Native American & Rendezvous Clothing & Moccasin Patterns
Several fine craftworkers have helped us develop the most authentic and comprehensive Frontier and Indian clothing patterns available. Extensive information includes material requirements, layout, garment making tips, details on tribal styles, variations and decoration of each garment, such as beadwork, ribbonwork, fringe treatment, etc. Our easy-to-follow instructions are complete with detailed illustrations and photos for expert and novice alike.
Child's Capote Pattern
A capote is a great coat for a child. Our pattern gives complete, illustrated instructions and includes details and suggestions for various fringe treatments, decorations and trim. Sizes 6 to 14.
About Your Child’s Capote Pattern
Called “Capote”, after the French word for “A Long Hooded Cloak or Overcoat”, Blanket Coats, like this, originated in Central Canada & were probably made as early as 1675. This popular style of coat was standard issue during the French & Indian War and the American Revolution...and many times, were made by the soldiers from issue blankets.
By the mid 19th century, the popularity of the capote had spread westward with the fur trade and was commonly seen in use by the Indians of the Northern Plains, Rocky Mountains and Columbia Plateau.

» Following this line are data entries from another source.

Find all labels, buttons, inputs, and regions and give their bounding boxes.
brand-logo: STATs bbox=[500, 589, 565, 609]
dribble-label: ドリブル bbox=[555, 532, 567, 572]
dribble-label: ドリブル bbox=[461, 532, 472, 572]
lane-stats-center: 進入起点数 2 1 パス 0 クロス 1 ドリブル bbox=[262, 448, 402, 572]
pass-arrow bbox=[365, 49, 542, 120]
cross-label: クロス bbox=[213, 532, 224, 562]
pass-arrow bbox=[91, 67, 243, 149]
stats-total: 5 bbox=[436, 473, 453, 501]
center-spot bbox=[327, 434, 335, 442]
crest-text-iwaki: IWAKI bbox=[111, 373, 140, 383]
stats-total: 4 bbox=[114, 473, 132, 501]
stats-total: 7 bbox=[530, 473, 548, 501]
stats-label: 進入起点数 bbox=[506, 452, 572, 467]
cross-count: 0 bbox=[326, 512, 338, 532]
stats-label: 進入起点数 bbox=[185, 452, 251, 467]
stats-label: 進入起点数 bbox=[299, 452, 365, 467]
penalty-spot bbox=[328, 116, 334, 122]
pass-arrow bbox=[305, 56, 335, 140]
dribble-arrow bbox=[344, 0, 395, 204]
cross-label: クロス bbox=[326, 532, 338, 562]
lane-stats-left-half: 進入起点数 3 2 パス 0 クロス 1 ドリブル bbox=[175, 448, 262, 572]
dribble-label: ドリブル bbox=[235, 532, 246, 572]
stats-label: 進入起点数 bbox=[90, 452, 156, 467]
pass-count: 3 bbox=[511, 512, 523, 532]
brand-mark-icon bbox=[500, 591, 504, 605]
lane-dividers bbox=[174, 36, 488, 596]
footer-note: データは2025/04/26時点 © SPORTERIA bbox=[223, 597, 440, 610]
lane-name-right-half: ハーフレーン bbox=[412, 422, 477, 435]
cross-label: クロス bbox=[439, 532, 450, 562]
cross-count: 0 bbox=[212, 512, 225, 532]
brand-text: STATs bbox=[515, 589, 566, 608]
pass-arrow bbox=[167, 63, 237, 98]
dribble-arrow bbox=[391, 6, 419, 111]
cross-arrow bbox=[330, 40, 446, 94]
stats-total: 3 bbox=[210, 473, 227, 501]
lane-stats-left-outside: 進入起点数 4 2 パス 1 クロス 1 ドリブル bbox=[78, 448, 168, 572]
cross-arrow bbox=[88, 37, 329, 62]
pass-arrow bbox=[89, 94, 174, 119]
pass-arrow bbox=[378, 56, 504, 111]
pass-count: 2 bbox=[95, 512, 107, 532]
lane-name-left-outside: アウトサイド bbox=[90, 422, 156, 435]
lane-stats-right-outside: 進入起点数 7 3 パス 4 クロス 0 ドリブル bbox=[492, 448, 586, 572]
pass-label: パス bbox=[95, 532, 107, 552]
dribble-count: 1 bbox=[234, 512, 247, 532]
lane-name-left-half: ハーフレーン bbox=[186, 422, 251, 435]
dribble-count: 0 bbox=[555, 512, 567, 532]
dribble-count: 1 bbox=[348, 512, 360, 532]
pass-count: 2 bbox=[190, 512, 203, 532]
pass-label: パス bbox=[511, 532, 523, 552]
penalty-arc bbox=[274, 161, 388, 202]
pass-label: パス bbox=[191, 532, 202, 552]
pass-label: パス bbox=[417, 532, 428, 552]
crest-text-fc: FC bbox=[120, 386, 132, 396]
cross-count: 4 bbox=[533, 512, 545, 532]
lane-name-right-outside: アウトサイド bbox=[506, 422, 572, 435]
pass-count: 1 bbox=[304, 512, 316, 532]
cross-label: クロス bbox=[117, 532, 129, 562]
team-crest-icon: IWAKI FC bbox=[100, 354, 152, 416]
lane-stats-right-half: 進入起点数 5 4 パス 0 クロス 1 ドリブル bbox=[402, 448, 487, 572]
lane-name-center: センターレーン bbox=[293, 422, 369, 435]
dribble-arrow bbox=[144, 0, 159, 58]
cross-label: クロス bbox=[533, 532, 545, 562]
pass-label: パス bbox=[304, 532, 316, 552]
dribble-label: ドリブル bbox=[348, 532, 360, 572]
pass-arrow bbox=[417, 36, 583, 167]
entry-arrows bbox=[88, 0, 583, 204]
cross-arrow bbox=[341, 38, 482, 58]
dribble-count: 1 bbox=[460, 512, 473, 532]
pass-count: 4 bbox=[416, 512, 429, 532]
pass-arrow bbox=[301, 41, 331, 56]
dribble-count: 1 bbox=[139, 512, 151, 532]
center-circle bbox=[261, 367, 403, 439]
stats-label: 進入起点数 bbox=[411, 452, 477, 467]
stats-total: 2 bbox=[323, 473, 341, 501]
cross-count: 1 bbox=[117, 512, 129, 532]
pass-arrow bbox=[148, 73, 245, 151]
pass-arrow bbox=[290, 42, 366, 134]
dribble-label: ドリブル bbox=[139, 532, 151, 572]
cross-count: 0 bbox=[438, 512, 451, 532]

There were many commercially made capotes available: for instance, in 1824, a St. Louis newspaper carried an advertisement from an outfitter listing “red blanket coats for sale.”
Since many capotes were “homemade,” they varied greatly in cut, style and decoration...with the Indian models being decorated with beadwork, sequins, hawk bells, binding of a contrasting color, etc. Some capotes even contained a cotton lining of calico or similar print fabric (as shown here); however, most examples were hardly decorated other than having fringe at the shoulders and hood.
This practical coat is as popular with today’s Buckskinners and Indian enthusiast as it was in previous times. No doubt this is due to the great versatility of the garment as well as its colorful style.
When made from a heavy wool blanket, it will shed light rain or snow, can be worn over several layers of clothing in extreme cold weather and can double as an extra blanket, if needed. This warm and comfortable capote (complete with hood), is a pleasure to own and use!
Notions & Tools
Heavy thread, Simulated sinew, Needle or sewing machine
OPTIOANL ITEMS: 3-4 buttons, ribbon or cloth binding and miscellaneous beads, beaded medallion, hawk bells, etc.
The classic material of choice is a wool or Trade Blanket. Many other types of blankets (both striped and plain) and heavy wool Tradecloths (such as Strouding and Broadcloth) were also used to make capotes.
If this option proves too expensive, you can even use less expensive trade blankets...such as Swiss Army blanket used for the Capote shown on this cover.
Since the pattern allows for any adjustments necessary, we are sure that any of these blankets (or one of your own choosing) will render a very nice Capote.